This is a public service announcement from AWC. Please, let us save you time, money, and disappointment. There are certain things in life you’re better off hearing about, than seeing. For example, someone accidentally shooting themselves, a bad case of food poisoning, or the new movie, The Gunman.
There it was in living color, larger than life on the big screen. The words came right out of the mouth of Sean Penn himself in one of the most anticipated films of 2015.
“I did some bad things. I did some bad things.” Yeah you did, Sean. The Gunman is definitely one of them.
In the film, the real-life anti-gunner Penn plays a former Special Forces soldier, Jim Terrier. On assignment in the Congo, he is the sniper ordered by his colleague, Felix, to assassinate the Minister of Mining. After the kill, Terrier must exit the continent immediately, leaving behind his love, Annie. All along, Felix wanted her and gets Annie to be his wife.
8 years later, Terrier returns to the Congo as a humanitarian. Rebels try to kill him. This leads him to run around the world in a cat and mouse game trying to find out who wants him dead. To make matters worse, Jim Terrier suffers from guilt, blurred vision, PTSD, flashbacks, memory loss, amyloid plaque buildup on his brain, and more. Halfway into the film, there’s a good chance you’ll be thinking everyone involved with The Gunman probably does, too.
Penn didn’t just take the starring role for a nice paycheck. He is one of the producers, and writers of The Gunman screenplay. The script, outside of Jim Terrier’s friend, Stanley, creates no characters for you to connect with or like. The settings in the movie take you from the Congo, to London, Barcelona, and Gibraltar. But really, most of the scenes go absolutely nowhere.
Given Sean Penn’s political views, this shouldn’t come as much of a surprise. The soldiers in The Gunman show no real redeeming qualities. Blood is on their hands. They express no pride, no sense of duty, no hope and no happiness. There is only regret, remorse, pain and more pain.
The powerful Jim Terrier has some gruesome kills in the movie. Yet, the real message Sean Penn seems to want an audience to get is he is now buff. It looks like he wants to be the next middle-aged action movie hero, ala Arnold or Sly. The camera seems like it has a quota to meet showing Sean’s muscular pecs and vein popping biceps. However, the film itself is a total lightweight.

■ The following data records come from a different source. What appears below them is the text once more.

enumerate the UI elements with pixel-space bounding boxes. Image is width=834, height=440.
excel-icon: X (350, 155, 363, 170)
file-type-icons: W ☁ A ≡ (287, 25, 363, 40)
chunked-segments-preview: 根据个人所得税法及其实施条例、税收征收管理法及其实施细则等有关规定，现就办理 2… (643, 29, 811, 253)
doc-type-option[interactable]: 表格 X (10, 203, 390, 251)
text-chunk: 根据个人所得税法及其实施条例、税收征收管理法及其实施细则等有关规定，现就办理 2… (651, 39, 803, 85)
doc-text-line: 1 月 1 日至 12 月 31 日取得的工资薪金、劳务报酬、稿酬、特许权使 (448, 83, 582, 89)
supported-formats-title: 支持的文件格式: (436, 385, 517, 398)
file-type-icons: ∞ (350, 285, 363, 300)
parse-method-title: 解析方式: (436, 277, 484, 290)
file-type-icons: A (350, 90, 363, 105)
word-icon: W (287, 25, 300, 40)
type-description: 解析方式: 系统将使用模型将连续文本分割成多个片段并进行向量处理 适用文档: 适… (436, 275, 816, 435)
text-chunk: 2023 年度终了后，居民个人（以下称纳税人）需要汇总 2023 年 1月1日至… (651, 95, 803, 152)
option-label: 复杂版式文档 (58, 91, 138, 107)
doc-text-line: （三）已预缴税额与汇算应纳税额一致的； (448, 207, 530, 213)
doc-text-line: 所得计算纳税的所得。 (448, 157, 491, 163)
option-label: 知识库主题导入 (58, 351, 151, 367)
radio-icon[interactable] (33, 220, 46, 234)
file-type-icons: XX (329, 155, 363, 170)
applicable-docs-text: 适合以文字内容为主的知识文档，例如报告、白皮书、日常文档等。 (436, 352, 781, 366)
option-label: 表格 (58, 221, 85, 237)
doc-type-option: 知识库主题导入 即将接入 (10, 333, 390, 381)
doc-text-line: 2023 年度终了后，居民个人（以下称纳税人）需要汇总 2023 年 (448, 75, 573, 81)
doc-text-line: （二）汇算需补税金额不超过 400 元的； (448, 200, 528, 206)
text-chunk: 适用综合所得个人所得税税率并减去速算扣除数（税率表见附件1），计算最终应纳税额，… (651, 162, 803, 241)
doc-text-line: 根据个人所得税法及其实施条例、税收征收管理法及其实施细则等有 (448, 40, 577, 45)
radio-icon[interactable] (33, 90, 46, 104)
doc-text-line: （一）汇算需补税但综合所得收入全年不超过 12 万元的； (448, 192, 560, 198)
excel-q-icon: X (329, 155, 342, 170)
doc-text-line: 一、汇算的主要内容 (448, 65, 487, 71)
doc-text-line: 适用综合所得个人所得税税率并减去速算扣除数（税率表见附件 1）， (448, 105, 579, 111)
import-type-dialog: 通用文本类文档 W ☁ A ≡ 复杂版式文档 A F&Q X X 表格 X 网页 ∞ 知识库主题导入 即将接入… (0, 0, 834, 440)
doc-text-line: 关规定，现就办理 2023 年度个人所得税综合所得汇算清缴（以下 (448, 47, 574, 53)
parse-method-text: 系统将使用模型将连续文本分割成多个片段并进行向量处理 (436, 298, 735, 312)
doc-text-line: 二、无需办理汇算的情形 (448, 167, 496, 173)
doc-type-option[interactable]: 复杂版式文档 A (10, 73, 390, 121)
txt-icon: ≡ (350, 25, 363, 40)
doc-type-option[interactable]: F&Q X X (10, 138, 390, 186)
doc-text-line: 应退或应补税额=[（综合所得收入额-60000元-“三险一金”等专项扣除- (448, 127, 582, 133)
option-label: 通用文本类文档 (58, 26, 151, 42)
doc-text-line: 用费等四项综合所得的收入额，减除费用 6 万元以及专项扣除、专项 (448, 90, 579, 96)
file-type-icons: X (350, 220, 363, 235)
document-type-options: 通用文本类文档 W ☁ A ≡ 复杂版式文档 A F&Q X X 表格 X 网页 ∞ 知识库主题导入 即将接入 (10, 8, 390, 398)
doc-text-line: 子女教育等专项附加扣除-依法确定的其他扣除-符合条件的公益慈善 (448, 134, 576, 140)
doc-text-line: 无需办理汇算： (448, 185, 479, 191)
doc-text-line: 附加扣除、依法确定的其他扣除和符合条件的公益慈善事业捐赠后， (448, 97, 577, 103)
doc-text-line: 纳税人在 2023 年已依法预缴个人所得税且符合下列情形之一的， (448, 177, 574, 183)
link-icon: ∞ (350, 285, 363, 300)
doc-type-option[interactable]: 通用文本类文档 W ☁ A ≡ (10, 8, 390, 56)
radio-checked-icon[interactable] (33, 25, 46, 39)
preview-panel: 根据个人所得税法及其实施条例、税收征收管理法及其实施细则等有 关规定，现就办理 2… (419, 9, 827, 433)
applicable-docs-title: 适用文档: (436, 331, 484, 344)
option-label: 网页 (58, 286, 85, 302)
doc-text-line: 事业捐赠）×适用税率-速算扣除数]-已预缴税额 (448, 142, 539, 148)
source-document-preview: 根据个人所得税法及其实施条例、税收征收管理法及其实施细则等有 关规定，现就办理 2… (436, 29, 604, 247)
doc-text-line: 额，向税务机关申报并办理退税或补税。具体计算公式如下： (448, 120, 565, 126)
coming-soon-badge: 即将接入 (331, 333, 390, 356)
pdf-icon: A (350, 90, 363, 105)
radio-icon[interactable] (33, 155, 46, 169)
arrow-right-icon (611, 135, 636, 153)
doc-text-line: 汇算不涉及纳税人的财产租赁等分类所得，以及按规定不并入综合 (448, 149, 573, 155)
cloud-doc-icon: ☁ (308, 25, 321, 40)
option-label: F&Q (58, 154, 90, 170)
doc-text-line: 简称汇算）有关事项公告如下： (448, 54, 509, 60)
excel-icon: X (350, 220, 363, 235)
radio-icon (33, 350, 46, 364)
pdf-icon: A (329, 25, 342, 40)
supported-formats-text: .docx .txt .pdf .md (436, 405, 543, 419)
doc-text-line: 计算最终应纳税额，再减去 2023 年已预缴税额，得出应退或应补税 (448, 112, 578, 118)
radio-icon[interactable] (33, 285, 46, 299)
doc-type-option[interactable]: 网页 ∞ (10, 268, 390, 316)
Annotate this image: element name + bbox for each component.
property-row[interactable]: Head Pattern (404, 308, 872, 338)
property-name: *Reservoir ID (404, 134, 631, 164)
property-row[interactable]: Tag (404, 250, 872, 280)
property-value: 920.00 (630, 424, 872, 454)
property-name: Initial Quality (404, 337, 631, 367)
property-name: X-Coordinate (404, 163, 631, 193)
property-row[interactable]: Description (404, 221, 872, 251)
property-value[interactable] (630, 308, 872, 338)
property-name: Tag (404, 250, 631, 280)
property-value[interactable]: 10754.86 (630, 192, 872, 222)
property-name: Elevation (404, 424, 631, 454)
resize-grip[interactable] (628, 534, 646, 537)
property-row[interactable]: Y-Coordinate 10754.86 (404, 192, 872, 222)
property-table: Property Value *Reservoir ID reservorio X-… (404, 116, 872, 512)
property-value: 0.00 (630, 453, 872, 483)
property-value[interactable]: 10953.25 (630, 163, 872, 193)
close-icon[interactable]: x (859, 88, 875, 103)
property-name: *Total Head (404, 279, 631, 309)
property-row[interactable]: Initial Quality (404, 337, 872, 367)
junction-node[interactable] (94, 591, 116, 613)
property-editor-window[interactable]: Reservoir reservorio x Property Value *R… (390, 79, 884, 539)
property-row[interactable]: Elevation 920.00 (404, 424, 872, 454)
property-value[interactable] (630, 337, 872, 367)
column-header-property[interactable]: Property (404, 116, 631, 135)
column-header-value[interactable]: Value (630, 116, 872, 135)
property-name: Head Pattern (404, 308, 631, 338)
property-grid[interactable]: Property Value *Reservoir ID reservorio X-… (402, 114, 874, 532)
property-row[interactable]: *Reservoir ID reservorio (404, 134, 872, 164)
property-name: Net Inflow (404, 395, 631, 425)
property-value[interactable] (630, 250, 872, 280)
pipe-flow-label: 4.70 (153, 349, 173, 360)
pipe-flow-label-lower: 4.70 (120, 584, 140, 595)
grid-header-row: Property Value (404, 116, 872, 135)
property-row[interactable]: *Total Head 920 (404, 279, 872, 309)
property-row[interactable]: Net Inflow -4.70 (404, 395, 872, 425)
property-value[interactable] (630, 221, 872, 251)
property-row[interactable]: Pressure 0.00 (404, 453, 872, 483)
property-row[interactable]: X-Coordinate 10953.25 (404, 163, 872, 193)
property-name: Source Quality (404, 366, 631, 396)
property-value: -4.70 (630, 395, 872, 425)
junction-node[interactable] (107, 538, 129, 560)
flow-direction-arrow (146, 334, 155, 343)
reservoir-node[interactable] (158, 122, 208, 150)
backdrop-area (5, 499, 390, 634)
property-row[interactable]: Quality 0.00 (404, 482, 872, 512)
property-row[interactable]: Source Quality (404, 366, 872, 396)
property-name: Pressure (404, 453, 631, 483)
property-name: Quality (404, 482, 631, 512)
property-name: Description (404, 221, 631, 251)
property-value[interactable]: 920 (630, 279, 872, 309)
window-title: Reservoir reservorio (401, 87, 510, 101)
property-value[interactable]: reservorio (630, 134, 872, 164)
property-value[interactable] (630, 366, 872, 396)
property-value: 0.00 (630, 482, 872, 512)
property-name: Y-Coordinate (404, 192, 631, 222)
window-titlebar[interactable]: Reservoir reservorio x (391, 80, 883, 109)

The Gunman tries to be an action thriller like the Bourne Legacy. Sadly, it comes off much more like the Boring Supremacy.
Really, the only funny line in the entire movie is when Jim Terrier tells Felix he is going hunting “for whatever is in season. I just need to shoot something.” What’s even funnier is, by the time you leave the movie theatre after seeing The Gunman …you’ll probably feel the same way.